But experts warn the high-tech network of sensors and buoys would be useless unless countries like Indonesia beef up communications links to the coastal communities that would be hit by giant waves.
Many coastal villages that bore the brunt of last month's earthquake and tsunami lack modern communication networks. Many don't even have telephones.
An Indian Ocean tsunami warning system is expected to dominate Thursday's gathering of leaders from stricken nations and world donors following the Dec. 26 earthquake and tsunami that killed an estimated 150,000 people.
"There's no point in spending all the money on a fancy monitoring and a fancy analysis system unless we can make certain that the infrastructure for the broadcast system is there," said Phil McFadden, chief scientist at Geoscience Australia, which has been tasked with designing an Indian Ocean system by the Australian government.
"That's going to require a lot of work," he said. "If it's a tsunami, you've got to get it down to the last Joe on the beach. This is the stuff that is really very hard."

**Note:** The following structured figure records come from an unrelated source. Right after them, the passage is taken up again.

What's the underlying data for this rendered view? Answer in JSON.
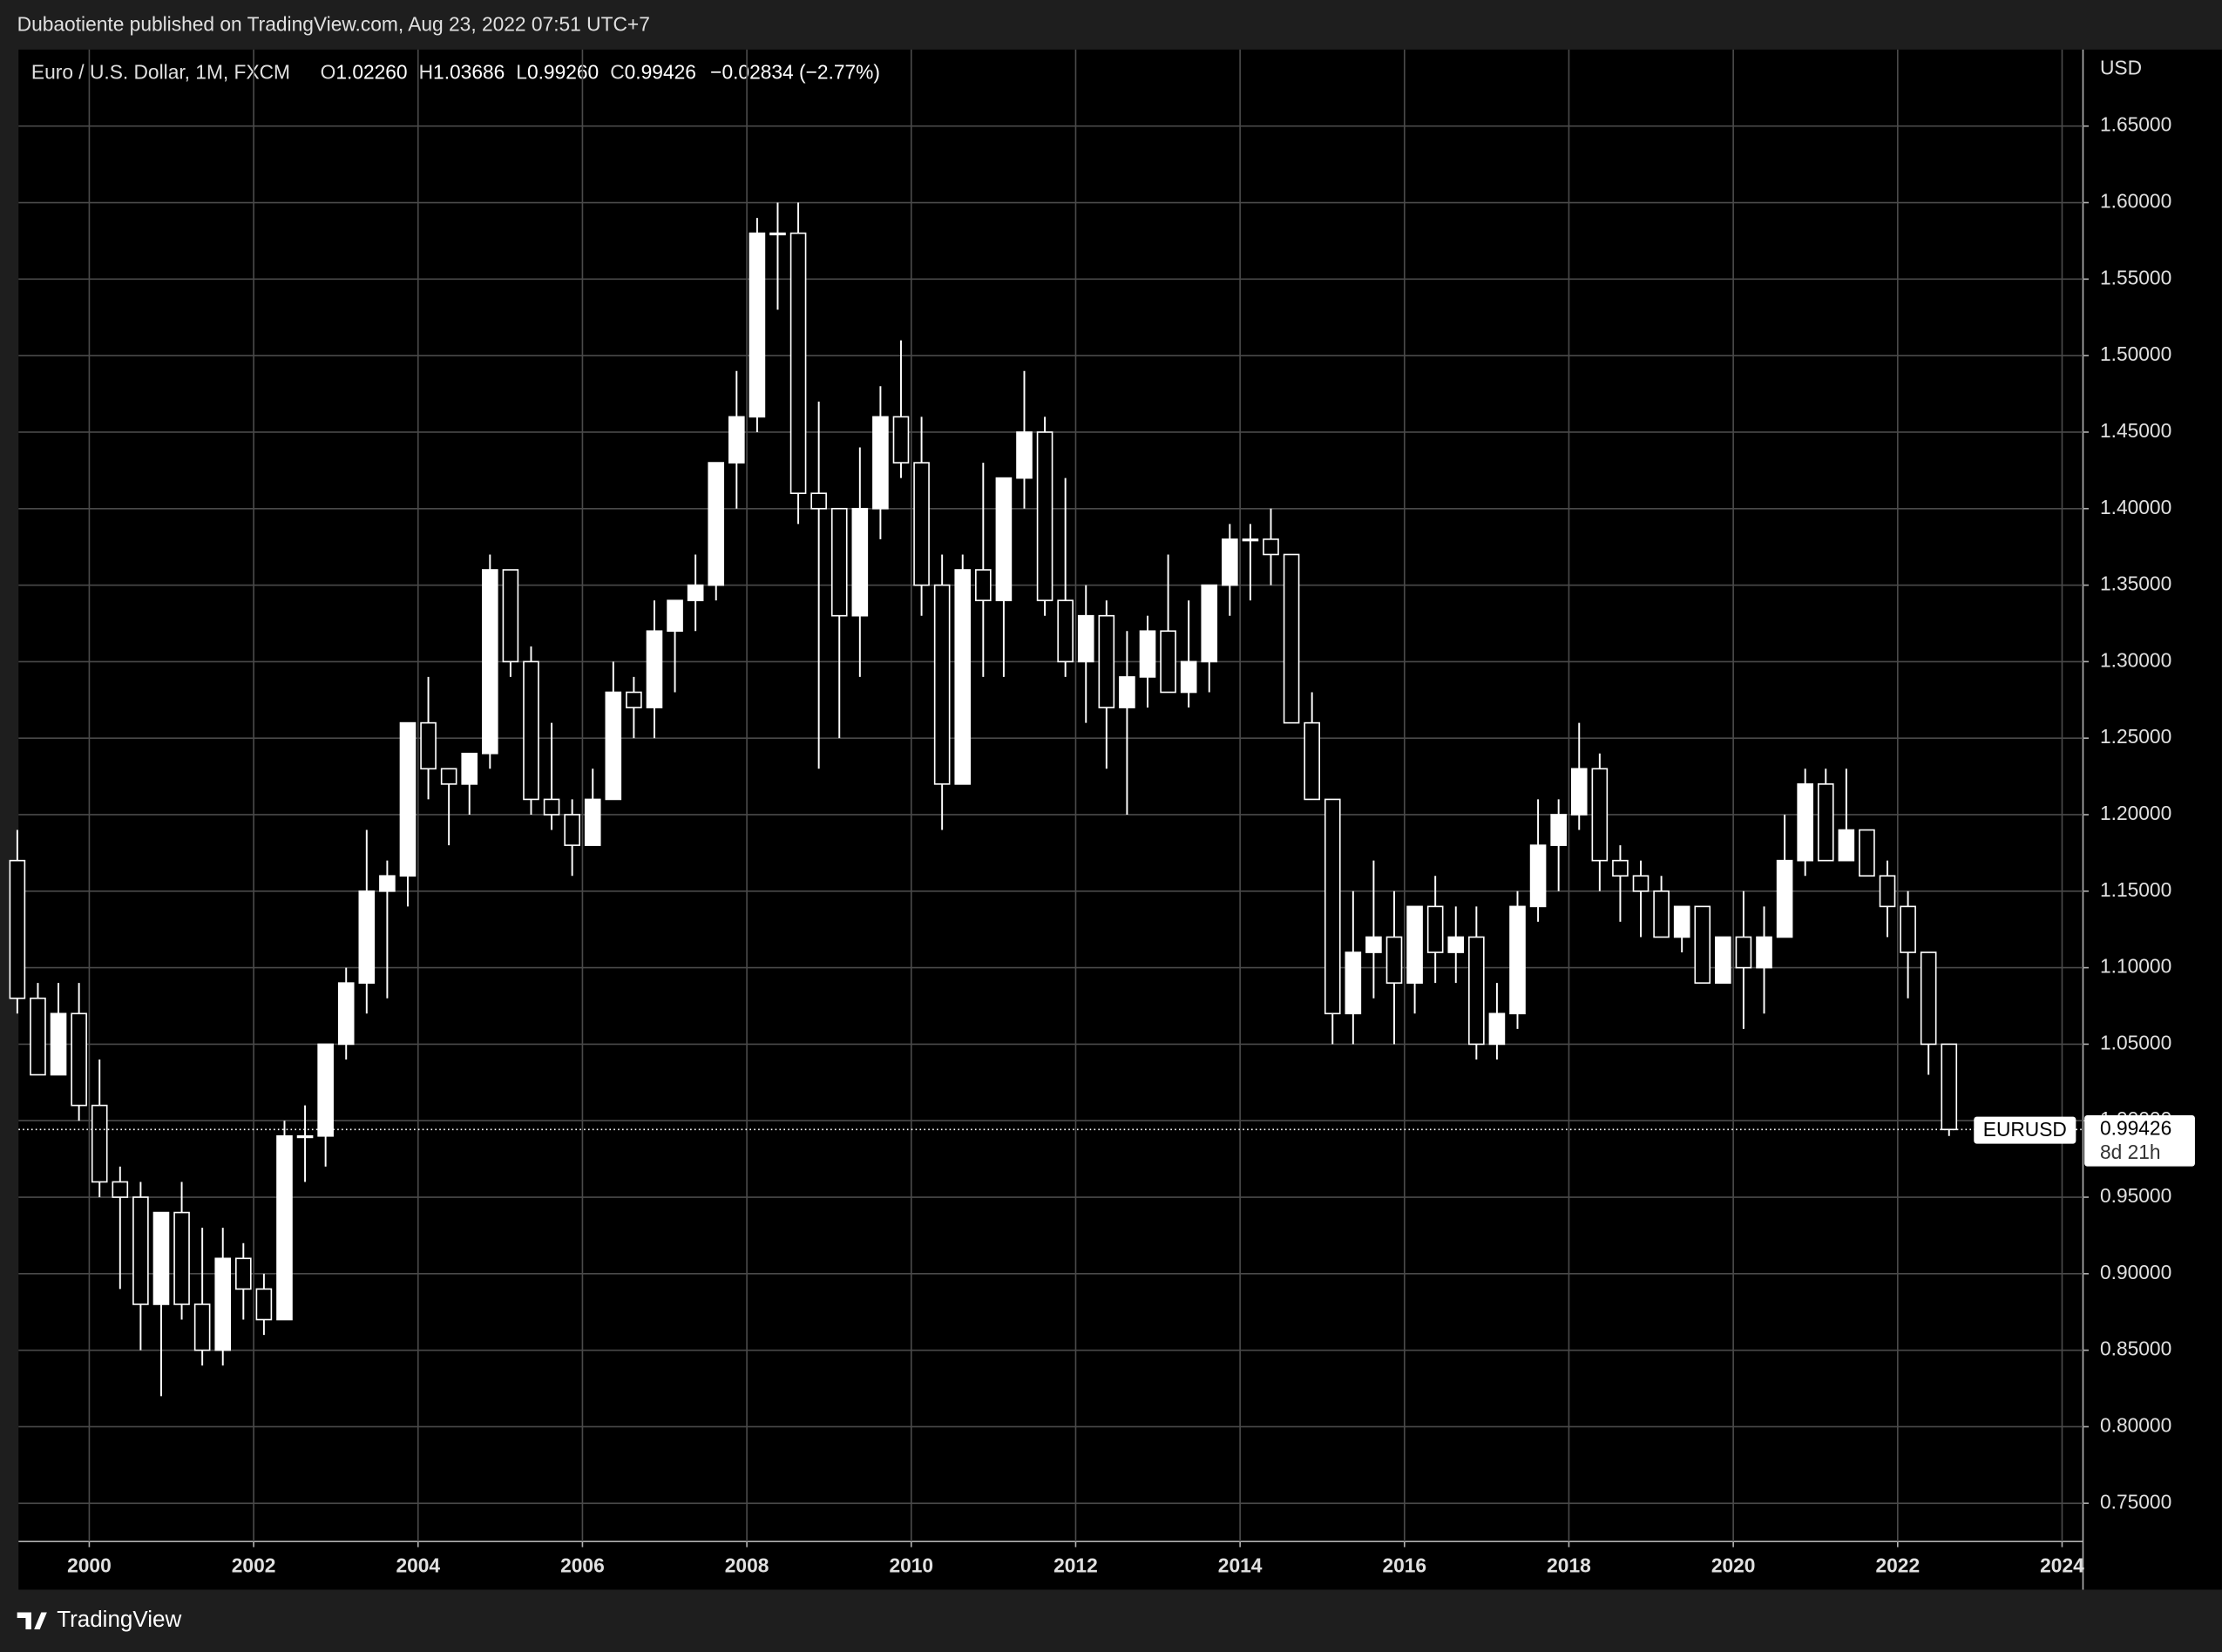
{
  "header": {
    "publisher": "Dubaotiente published on TradingView.com, Aug 23, 2022 07:51 UTC+7",
    "symbol": "Euro / U.S. Dollar, 1M, FXCM",
    "ohlc": [
      {
        "label": "O",
        "value": "1.02260"
      },
      {
        "label": "H",
        "value": "1.03686"
      },
      {
        "label": "L",
        "value": "0.99260"
      },
      {
        "label": "C",
        "value": "0.99426"
      }
    ],
    "change": "−0.02834 (−2.77%)"
  },
  "footer": {
    "brand": "TradingView"
  },
  "chart_data": {
    "type": "candlestick",
    "currency": "USD",
    "symbol": "EURUSD",
    "countdown": "8d 21h",
    "last_price": 0.99426,
    "color": "#ffffff",
    "grid": true,
    "xlim": [
      1999.14,
      2024.22
    ],
    "xticks": [
      2000,
      2002,
      2004,
      2006,
      2008,
      2010,
      2012,
      2014,
      2016,
      2018,
      2020,
      2022,
      2024
    ],
    "ylim": [
      0.725,
      1.7
    ],
    "yticks": [
      {
        "value": 0.75,
        "label": "0.75000"
      },
      {
        "value": 0.8,
        "label": "0.80000"
      },
      {
        "value": 0.85,
        "label": "0.85000"
      },
      {
        "value": 0.9,
        "label": "0.90000"
      },
      {
        "value": 0.95,
        "label": "0.95000"
      },
      {
        "value": 1.0,
        "label": "1.00000"
      },
      {
        "value": 1.05,
        "label": "1.05000"
      },
      {
        "value": 1.1,
        "label": "1.10000"
      },
      {
        "value": 1.15,
        "label": "1.15000"
      },
      {
        "value": 1.2,
        "label": "1.20000"
      },
      {
        "value": 1.25,
        "label": "1.25000"
      },
      {
        "value": 1.3,
        "label": "1.30000"
      },
      {
        "value": 1.35,
        "label": "1.35000"
      },
      {
        "value": 1.4,
        "label": "1.40000"
      },
      {
        "value": 1.45,
        "label": "1.45000"
      },
      {
        "value": 1.5,
        "label": "1.50000"
      },
      {
        "value": 1.55,
        "label": "1.55000"
      },
      {
        "value": 1.6,
        "label": "1.60000"
      },
      {
        "value": 1.65,
        "label": "1.65000"
      }
    ],
    "x": [
      1999.125,
      1999.375,
      1999.625,
      1999.875,
      2000.125,
      2000.375,
      2000.625,
      2000.875,
      2001.125,
      2001.375,
      2001.625,
      2001.875,
      2002.125,
      2002.375,
      2002.625,
      2002.875,
      2003.125,
      2003.375,
      2003.625,
      2003.875,
      2004.125,
      2004.375,
      2004.625,
      2004.875,
      2005.125,
      2005.375,
      2005.625,
      2005.875,
      2006.125,
      2006.375,
      2006.625,
      2006.875,
      2007.125,
      2007.375,
      2007.625,
      2007.875,
      2008.125,
      2008.375,
      2008.625,
      2008.875,
      2009.125,
      2009.375,
      2009.625,
      2009.875,
      2010.125,
      2010.375,
      2010.625,
      2010.875,
      2011.125,
      2011.375,
      2011.625,
      2011.875,
      2012.125,
      2012.375,
      2012.625,
      2012.875,
      2013.125,
      2013.375,
      2013.625,
      2013.875,
      2014.125,
      2014.375,
      2014.625,
      2014.875,
      2015.125,
      2015.375,
      2015.625,
      2015.875,
      2016.125,
      2016.375,
      2016.625,
      2016.875,
      2017.125,
      2017.375,
      2017.625,
      2017.875,
      2018.125,
      2018.375,
      2018.625,
      2018.875,
      2019.125,
      2019.375,
      2019.625,
      2019.875,
      2020.125,
      2020.375,
      2020.625,
      2020.875,
      2021.125,
      2021.375,
      2021.625,
      2021.875,
      2022.125,
      2022.375,
      2022.625
    ],
    "open": [
      1.17,
      1.08,
      1.03,
      1.07,
      1.01,
      0.96,
      0.95,
      0.88,
      0.94,
      0.88,
      0.85,
      0.91,
      0.89,
      0.87,
      0.99,
      0.99,
      1.05,
      1.09,
      1.15,
      1.16,
      1.26,
      1.23,
      1.22,
      1.24,
      1.36,
      1.3,
      1.21,
      1.2,
      1.18,
      1.21,
      1.28,
      1.27,
      1.32,
      1.34,
      1.35,
      1.43,
      1.46,
      1.58,
      1.58,
      1.41,
      1.4,
      1.33,
      1.4,
      1.46,
      1.43,
      1.35,
      1.22,
      1.36,
      1.34,
      1.42,
      1.45,
      1.34,
      1.3,
      1.33,
      1.27,
      1.29,
      1.32,
      1.28,
      1.3,
      1.35,
      1.38,
      1.38,
      1.37,
      1.26,
      1.21,
      1.07,
      1.11,
      1.12,
      1.09,
      1.14,
      1.11,
      1.12,
      1.05,
      1.07,
      1.14,
      1.18,
      1.2,
      1.23,
      1.17,
      1.16,
      1.15,
      1.12,
      1.14,
      1.09,
      1.12,
      1.1,
      1.12,
      1.17,
      1.22,
      1.17,
      1.19,
      1.16,
      1.14,
      1.11,
      1.05
    ],
    "high": [
      1.19,
      1.09,
      1.09,
      1.09,
      1.04,
      0.97,
      0.96,
      0.94,
      0.96,
      0.93,
      0.93,
      0.92,
      0.9,
      1.0,
      1.01,
      1.05,
      1.1,
      1.19,
      1.17,
      1.26,
      1.29,
      1.23,
      1.24,
      1.37,
      1.36,
      1.31,
      1.26,
      1.21,
      1.23,
      1.3,
      1.29,
      1.34,
      1.34,
      1.37,
      1.43,
      1.49,
      1.59,
      1.6,
      1.6,
      1.47,
      1.4,
      1.44,
      1.48,
      1.51,
      1.46,
      1.37,
      1.37,
      1.43,
      1.42,
      1.49,
      1.46,
      1.42,
      1.35,
      1.34,
      1.32,
      1.33,
      1.37,
      1.34,
      1.35,
      1.39,
      1.39,
      1.4,
      1.37,
      1.28,
      1.21,
      1.15,
      1.17,
      1.15,
      1.14,
      1.16,
      1.14,
      1.14,
      1.09,
      1.15,
      1.21,
      1.21,
      1.26,
      1.24,
      1.18,
      1.17,
      1.16,
      1.14,
      1.14,
      1.12,
      1.15,
      1.14,
      1.2,
      1.23,
      1.23,
      1.23,
      1.19,
      1.17,
      1.15,
      1.11,
      1.05
    ],
    "low": [
      1.07,
      1.03,
      1.03,
      1.0,
      0.95,
      0.89,
      0.85,
      0.82,
      0.87,
      0.84,
      0.84,
      0.87,
      0.86,
      0.87,
      0.96,
      0.97,
      1.04,
      1.07,
      1.08,
      1.14,
      1.21,
      1.18,
      1.2,
      1.23,
      1.29,
      1.2,
      1.19,
      1.16,
      1.18,
      1.21,
      1.25,
      1.25,
      1.28,
      1.32,
      1.34,
      1.4,
      1.45,
      1.53,
      1.39,
      1.23,
      1.25,
      1.29,
      1.38,
      1.42,
      1.33,
      1.19,
      1.22,
      1.29,
      1.29,
      1.4,
      1.33,
      1.29,
      1.26,
      1.23,
      1.2,
      1.27,
      1.28,
      1.27,
      1.28,
      1.33,
      1.34,
      1.35,
      1.26,
      1.21,
      1.05,
      1.05,
      1.08,
      1.05,
      1.07,
      1.09,
      1.09,
      1.04,
      1.04,
      1.06,
      1.13,
      1.15,
      1.19,
      1.15,
      1.13,
      1.12,
      1.12,
      1.11,
      1.09,
      1.09,
      1.06,
      1.07,
      1.12,
      1.16,
      1.17,
      1.17,
      1.16,
      1.12,
      1.08,
      1.03,
      0.99
    ],
    "close": [
      1.08,
      1.03,
      1.07,
      1.01,
      0.96,
      0.95,
      0.88,
      0.94,
      0.88,
      0.85,
      0.91,
      0.89,
      0.87,
      0.99,
      0.99,
      1.05,
      1.09,
      1.15,
      1.16,
      1.26,
      1.23,
      1.22,
      1.24,
      1.36,
      1.3,
      1.21,
      1.2,
      1.18,
      1.21,
      1.28,
      1.27,
      1.32,
      1.34,
      1.35,
      1.43,
      1.46,
      1.58,
      1.58,
      1.41,
      1.4,
      1.33,
      1.4,
      1.46,
      1.43,
      1.35,
      1.22,
      1.36,
      1.34,
      1.42,
      1.45,
      1.34,
      1.3,
      1.33,
      1.27,
      1.29,
      1.32,
      1.28,
      1.3,
      1.35,
      1.38,
      1.38,
      1.37,
      1.26,
      1.21,
      1.07,
      1.11,
      1.12,
      1.09,
      1.14,
      1.11,
      1.12,
      1.05,
      1.07,
      1.14,
      1.18,
      1.2,
      1.23,
      1.17,
      1.16,
      1.15,
      1.12,
      1.14,
      1.09,
      1.12,
      1.1,
      1.12,
      1.17,
      1.22,
      1.17,
      1.19,
      1.16,
      1.14,
      1.11,
      1.05,
      0.99426
    ]
  }
}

Asian leaders including Japanese Prime Minister Junichiro Koizumi - whose nation's $500 million pledge makes it the biggest contributor so far - are to attend Thursday's summit, along with U.S. Secretary of State Colin Powell, U.N. Secretary-General Kofi Annan and top European Union officials.
At a joint news conference Tuesday in Bangkok with U.S. Secretary of State Colin Powell - visiting to assess tsunami relief needs - the Thai government said it would welcome U.S. technical assistance for an early warning system for tsunamis in the Indian Ocean and South China Sea.
A tsunami warning system already links 26 Pacific Ocean nations. If it had been expanded to the Indian Ocean coastal countries, the National Oceanic and Atmospheric Administration might have been able to warn them, the agency's chief, Conrad C. Lautenbacher, said last week.
Over the years, the United Nations and other agencies that track tsunamis have endorsed establishing such a system for the Indian Ocean.
But the countries that suffered the highest death tolls, like Indonesia and Sri Lanka, say they lack the funds to finance such a system.
Among the dozen nations affected by the Dec. 26 earthquake and tsunami, only Indonesia received any warning from NOAA, and then only indirectly through Australia. Officials from the Pacific Ocean warning system put out an advisory to their members and attempted unsuccessfully to contact countries in the path of the tsunami.
Thailand and Indonesia are pushing hard for the system. Thai Foreign Minister Surakiart Sathirathai said it would help provide "security for tourists" that are the lifeblood of southern Thailand.
McFadden said a system for the Indian Ocean basin would include 30 seismographs to detect earthquakes. Ten tidal gauges and six special DART (deep ocean assessment and reporting of tsunamis) buoys would also be needed determine whether an earthquake has generated a tsunami, he said.
He estimates that each DART buoy will cost about $250,000 initially, plus annual maintenance costs of up to $50,000.
"My guess at this stage is probably about six DART buoys, which is a fair amount of money," he said. "But this amount of money is nothing compared to the cost of what has happened."
But McFadden's figures do not include the cost of upgrading communications networks in many countries.
Prih Harjadi of the Indonesian Meteorological & Geophysical Agency agrees.
"It's a problem of infrastructure," he said. "We could produce information but we would just send it to local governments. It is up to the authorities there to evacuate the people. Right now, there is nothing."